Planète Géo. Menhirs d'Asie centrale

--'--
--'--
Copié dans le presse-papier !

Direction la Mongolie, où les archéologues ont fait une découverte étonnante : des centaines de pierres gravées, datant de l'âge de bronze, se dressant dans la steppe. Elles sont l'oeuvre des premières tribus nomades.

Des pierres à cerf

Tels des guetteurs figés dans la steppe, se dressent des centaines de monolithes : hauts de trois à quatre mètres, des blocs de granit, ils sont couverts de gravures représentant des animaux stylisés, des cerfs bondissant vers le ciel.

Des oeuvres très élaborées, des gravures répétées au millimètre près.
Des oeuvres très élaborées, des gravures répétées au millimètre près. (Géo Julien Faure)

Près de nécropoles

"Les archéologues russes ont commencé à étudier ces stèles au XIXe siècle puis à partir des années 1960 : ils essayent de comprendre leur signification", explique Nicolas Ancellin du magazine Géo.
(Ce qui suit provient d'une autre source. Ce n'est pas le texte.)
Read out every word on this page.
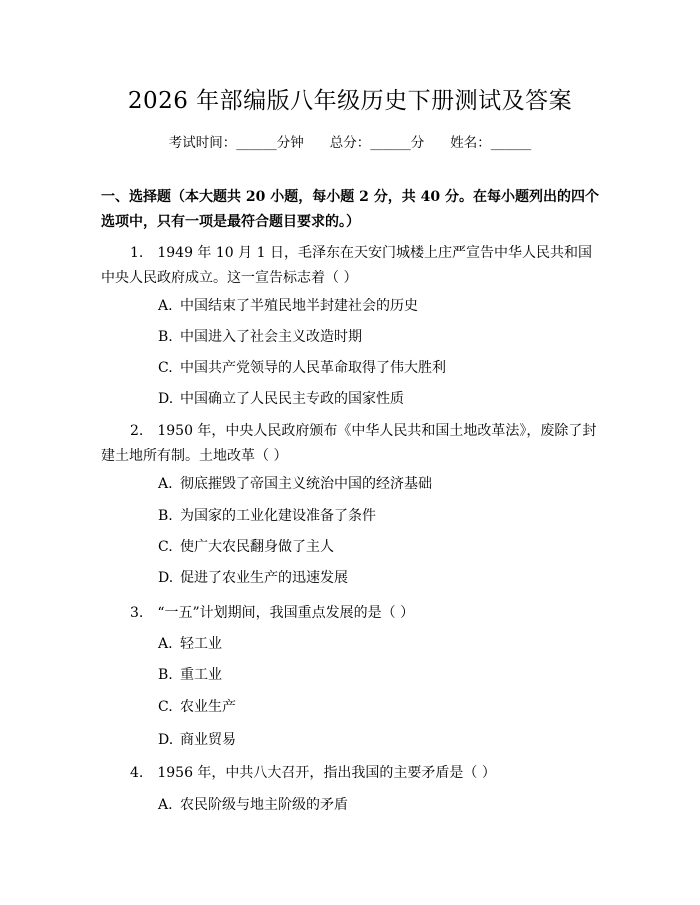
2026 年部编版八年级历史下册测试及答案
考试时间：______分钟 总分：______分 姓名：______
一、选择题（本大题共 20 小题，每小题 2 分，共 40 分。在每小题列出的四个选项中，只有一项是最符合题目要求的。）
1.　1949 年 10 月 1 日，毛泽东在天安门城楼上庄严宣告中华人民共和国中央人民政府成立。这一宣告标志着（ ）
A. 中国结束了半殖民地半封建社会的历史
B. 中国进入了社会主义改造时期
C. 中国共产党领导的人民革命取得了伟大胜利
D. 中国确立了人民民主专政的国家性质
2.　1950 年，中央人民政府颁布《中华人民共和国土地改革法》，废除了封建土地所有制。土地改革（ ）
A. 彻底摧毁了帝国主义统治中国的经济基础
B. 为国家的工业化建设准备了条件
C. 使广大农民翻身做了主人
D. 促进了农业生产的迅速发展
3.　“一五”计划期间，我国重点发展的是（ ）
A. 轻工业
B. 重工业
C. 农业生产
D. 商业贸易
4.　1956 年，中共八大召开，指出我国的主要矛盾是（ ）
A. 农民阶级与地主阶级的矛盾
Sur le site de Tsatsyn Ereg, on dénombre près de 500 tombes.
Sur le site de Tsatsyn Ereg, on dénombre près de 500 tombes. (Géo Julien FAURE)

Des pratiques animistes

 "Les codes graphiques sont immuables, les dessins presque semblables, réalisés au millimètre près, des corps sublimés pour en faire des êtres presque surnaturels (tête et pattes allongées) qui s’envolent vers le ciel."

Et ces pierres aux dessins très stylisés sont disposées à côté de nécropoles, notamment à Tsatsyn Ereg : "Sur 1800 hectares, on a répertorié 560 tombes." 

"Les populations dites pré-scythes étaient des nomades à cheval, avec des pratiques animistes : ils vivaient en étroite relation avec les esprits de la nature, à commencer par les cerfs qui devaient les impressionner : les cerfs étaient sacrés".
La conclusion, c’est que les cerfs étaient là pour prendre soin des âmes des défunts, jouer les intermédiaires entre le monde des vivants et celui des esprits.